Most of the recruitment consultants in Finance Sector are imported British on 457 Visas, as if Australians couldn’t do a better job of recruitment in their own country? Michael Page, Hudson, Robert Half, Robert Walters, Ambition, Hays all employ Brits on 457 Visas to the exclusion of Australians. The 457 Visa rort has been going on for years under both Howard’s Libs and Rudd’s Labs.
Welsh-born Gillard is just pretending to care.
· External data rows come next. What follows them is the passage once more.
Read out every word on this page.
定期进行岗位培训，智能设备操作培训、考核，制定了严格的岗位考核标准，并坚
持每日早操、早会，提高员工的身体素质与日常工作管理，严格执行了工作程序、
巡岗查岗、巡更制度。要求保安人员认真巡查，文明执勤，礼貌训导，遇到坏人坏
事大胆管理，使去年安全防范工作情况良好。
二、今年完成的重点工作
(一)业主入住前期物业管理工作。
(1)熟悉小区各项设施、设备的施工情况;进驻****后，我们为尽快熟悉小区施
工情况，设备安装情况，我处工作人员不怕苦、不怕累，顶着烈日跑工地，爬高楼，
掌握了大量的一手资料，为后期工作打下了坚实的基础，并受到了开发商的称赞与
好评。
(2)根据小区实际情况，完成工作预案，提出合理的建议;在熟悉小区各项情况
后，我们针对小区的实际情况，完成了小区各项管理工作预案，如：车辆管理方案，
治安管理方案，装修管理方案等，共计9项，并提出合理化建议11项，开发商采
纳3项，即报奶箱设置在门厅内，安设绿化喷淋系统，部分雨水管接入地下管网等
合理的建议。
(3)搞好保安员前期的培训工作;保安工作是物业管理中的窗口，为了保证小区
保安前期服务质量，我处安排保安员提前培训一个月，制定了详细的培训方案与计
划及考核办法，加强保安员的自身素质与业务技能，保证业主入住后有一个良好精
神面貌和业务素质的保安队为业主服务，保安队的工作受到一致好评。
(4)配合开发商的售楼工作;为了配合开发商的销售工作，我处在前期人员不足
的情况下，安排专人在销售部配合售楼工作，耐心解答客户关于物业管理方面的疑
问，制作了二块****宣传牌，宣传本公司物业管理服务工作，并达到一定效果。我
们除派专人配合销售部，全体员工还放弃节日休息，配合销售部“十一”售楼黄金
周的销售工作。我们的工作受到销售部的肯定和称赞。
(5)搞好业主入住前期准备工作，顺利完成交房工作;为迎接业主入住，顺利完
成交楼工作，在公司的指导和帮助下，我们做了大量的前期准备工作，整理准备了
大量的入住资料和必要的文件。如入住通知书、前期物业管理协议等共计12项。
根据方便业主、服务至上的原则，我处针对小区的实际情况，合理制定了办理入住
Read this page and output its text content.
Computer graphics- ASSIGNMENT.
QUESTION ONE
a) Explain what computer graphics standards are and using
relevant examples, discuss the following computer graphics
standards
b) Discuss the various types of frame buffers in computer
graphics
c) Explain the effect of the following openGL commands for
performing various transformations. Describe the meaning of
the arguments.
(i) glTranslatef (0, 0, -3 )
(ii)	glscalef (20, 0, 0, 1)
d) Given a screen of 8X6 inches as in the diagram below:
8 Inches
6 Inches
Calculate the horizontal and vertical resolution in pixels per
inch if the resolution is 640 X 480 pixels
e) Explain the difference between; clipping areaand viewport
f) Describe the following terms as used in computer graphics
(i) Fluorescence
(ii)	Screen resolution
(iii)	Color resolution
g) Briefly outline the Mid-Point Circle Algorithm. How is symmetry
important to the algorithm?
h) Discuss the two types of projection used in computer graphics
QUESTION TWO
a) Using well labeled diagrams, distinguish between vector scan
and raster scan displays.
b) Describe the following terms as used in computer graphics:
We should be playing ‘Ding Doing the Witch is Dead’ to encourage the demise of Gillard too.
The Labor states said their use of the program was based on genuine skills shortages in the health system and the South Australian government said the 457 visa workers it employed were providing an “essential service to the community”. SA Employment Minister Grace Portolesi conceded the Weatherill government was reliant on foreign workers.
Spin, spin and more spin.
A spokesman for Tasmanian Premier Lara Giddings said there was “no evidence” that 457 visas were being used inappropriately in the state’s public service. “While there has been an increase in recent times, this has been off a low base and is primarily in the medical profession where skills shortages are not uncommon,” the spokesman said.
Gillard, while herself presiding over a record number of 457 visas being granted last year, claims Labor inherited a system that was out of control under the Libs. The she launches Labor’s assault on the use of 457 skilled worker visas last month and vowed to “stop foreign workers being put at the front of the queue with Australian workers at the back”.
Anecdotal evidence of employer “rorts” shows that, of the 107,510 workers on 457 visas in Australia, about 85,000 are highly skilled, holding at least a degree or diploma qualification. The top occupation for 457 workers in Australia is program or project administrator, followed by cook, marketing specialist and specialist manager. The highest growth in occupations sought was for cooks, with a 46 per cent increase since last June. In the past eight months, 12 per cent of visas were granted to the construction and healthcare sectors. Most workers came from India, Britain and Ireland.
The number of 457 visa applications lodged during the past eight months was 8.3 per cent higher than the same period last year, while the number of 457 visa holders as of February 28 was 21.5 per cent higher.